Lakeville Teens Plead Guilty

27 Jun

In an update to a story that the Twin Cities media has gone absolutely crazy over (see, e.g. coverage in Patch, MPR, PiPress, and Strib) it looks like 3 of the 4 Lakeville teens mentioned in this prior post have plead guilty to a gross misdemeanor count of conspiracy to interfere with privacy (Minn. Stat. 609.746), and not the more constitutionally troublesome criminal defamation with which they were apparently also charged. According to the reports, a fourth student’s case has yet to be resolved.

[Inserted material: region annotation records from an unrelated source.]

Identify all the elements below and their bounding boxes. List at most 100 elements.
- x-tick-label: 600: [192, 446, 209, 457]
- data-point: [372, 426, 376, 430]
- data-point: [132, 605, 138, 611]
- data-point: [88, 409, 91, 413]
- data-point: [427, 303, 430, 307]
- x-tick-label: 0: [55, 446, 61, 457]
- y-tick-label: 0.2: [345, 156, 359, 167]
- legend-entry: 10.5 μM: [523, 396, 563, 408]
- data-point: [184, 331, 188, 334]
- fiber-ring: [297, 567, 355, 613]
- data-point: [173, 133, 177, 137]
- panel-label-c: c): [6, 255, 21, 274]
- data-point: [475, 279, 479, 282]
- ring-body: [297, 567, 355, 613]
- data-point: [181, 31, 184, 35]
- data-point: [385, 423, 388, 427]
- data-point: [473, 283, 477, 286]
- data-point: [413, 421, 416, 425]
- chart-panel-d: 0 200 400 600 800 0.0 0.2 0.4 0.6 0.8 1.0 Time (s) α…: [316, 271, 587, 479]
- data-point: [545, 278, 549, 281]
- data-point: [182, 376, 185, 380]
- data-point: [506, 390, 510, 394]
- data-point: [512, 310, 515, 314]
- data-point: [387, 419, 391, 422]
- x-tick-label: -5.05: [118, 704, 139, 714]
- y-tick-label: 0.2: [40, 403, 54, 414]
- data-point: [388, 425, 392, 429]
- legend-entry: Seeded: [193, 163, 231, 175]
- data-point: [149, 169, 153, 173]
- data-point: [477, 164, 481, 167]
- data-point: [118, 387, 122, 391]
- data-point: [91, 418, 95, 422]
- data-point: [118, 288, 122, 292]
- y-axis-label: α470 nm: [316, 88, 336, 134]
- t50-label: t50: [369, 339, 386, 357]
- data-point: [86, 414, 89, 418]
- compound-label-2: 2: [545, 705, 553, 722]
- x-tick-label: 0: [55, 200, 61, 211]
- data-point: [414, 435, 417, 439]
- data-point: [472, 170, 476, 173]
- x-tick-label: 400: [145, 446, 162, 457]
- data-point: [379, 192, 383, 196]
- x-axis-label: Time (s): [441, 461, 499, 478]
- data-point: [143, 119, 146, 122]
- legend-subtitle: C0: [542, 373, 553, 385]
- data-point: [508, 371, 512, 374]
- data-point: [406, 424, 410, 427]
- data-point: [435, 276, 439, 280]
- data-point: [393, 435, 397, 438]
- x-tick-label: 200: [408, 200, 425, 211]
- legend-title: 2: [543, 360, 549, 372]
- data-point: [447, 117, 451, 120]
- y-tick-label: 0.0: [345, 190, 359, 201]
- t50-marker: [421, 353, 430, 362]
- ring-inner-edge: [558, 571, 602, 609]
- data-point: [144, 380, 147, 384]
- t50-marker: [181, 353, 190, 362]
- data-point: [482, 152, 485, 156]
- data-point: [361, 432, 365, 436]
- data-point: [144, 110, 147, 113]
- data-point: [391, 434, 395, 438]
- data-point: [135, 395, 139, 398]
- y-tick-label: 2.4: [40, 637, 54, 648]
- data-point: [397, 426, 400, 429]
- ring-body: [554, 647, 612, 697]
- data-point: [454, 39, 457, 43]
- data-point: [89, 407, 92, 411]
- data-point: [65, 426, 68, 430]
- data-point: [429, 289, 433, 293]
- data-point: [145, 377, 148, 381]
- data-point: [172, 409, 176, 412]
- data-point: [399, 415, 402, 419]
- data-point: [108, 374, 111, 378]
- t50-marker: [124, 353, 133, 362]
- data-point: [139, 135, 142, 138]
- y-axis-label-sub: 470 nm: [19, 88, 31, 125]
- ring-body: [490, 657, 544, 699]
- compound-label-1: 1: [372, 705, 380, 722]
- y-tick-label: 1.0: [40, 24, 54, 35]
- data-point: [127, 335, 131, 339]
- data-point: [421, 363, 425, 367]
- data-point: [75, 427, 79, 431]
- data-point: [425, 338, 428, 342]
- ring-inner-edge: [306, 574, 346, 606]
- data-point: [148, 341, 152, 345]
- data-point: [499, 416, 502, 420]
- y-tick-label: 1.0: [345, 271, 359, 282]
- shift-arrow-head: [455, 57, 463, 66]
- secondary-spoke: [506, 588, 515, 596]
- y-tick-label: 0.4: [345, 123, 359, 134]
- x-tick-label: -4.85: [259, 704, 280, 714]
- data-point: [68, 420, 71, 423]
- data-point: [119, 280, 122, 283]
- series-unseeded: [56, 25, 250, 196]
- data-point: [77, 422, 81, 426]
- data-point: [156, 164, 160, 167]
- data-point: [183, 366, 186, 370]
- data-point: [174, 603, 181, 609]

Brian Johnson Wins Injunction; Distributes Bibles at Pride Fest

25 Jun

This is obviously a little tardy, but an important update to a previous post. Brian Johnson was  granted a temporary injunction by the U.S. Eighth Circuit Court of Appeals that allowed him full access to pass out Bibles on the grounds of the Twin Cities Pride Festival this past Sunday. The district court decision stayed by the injunction can be found here.

Some Local Reaction to America Tradition, Inc. v. Bullock

25 Jun

Today, the Supreme Court of the United States released America Tradition, Inc. v. Bullock, a per curiam opinion summarily reversing the Montana Supreme Court’s decision upholding a state law restricting campaign-related speech by corporations.

Local reaction included an unsurprisingly hostile critique from Rep. Keith Ellison and a statement from Minnesota state campaign finance board Executive Director Gary Goldsmith, who said he doesn’t expect any change in Minnesota law because the state legislature revised Minnesota’s campaign finance law at the end of the 2010 session in response to Citizens United.

As the Strib piece on Goldsmith noted, there is ongoing litigation over Minnesota’s campaign finance law, and an appeal is currently under en banc review by the Eighth Circuit.

Afton Limits Political Speech, No One Seems to Care

24 Jun

In a nod to Minnesota Nice, Afton has imposed a regulation limiting political parade groups to 15-persons.  While the regulation has no enforcement mechanism, it does seem to limit political speech. In a noble skirting of  the issue Betty McCullom’s office stated “We just abide by whatever the regulations are.  We just want to cooperate with whatever the community sets forth, so no, it’s not a problem.” Which I believe is a paraphrase of “I disapprove of what you say, but I will defend to the death your right to say it.”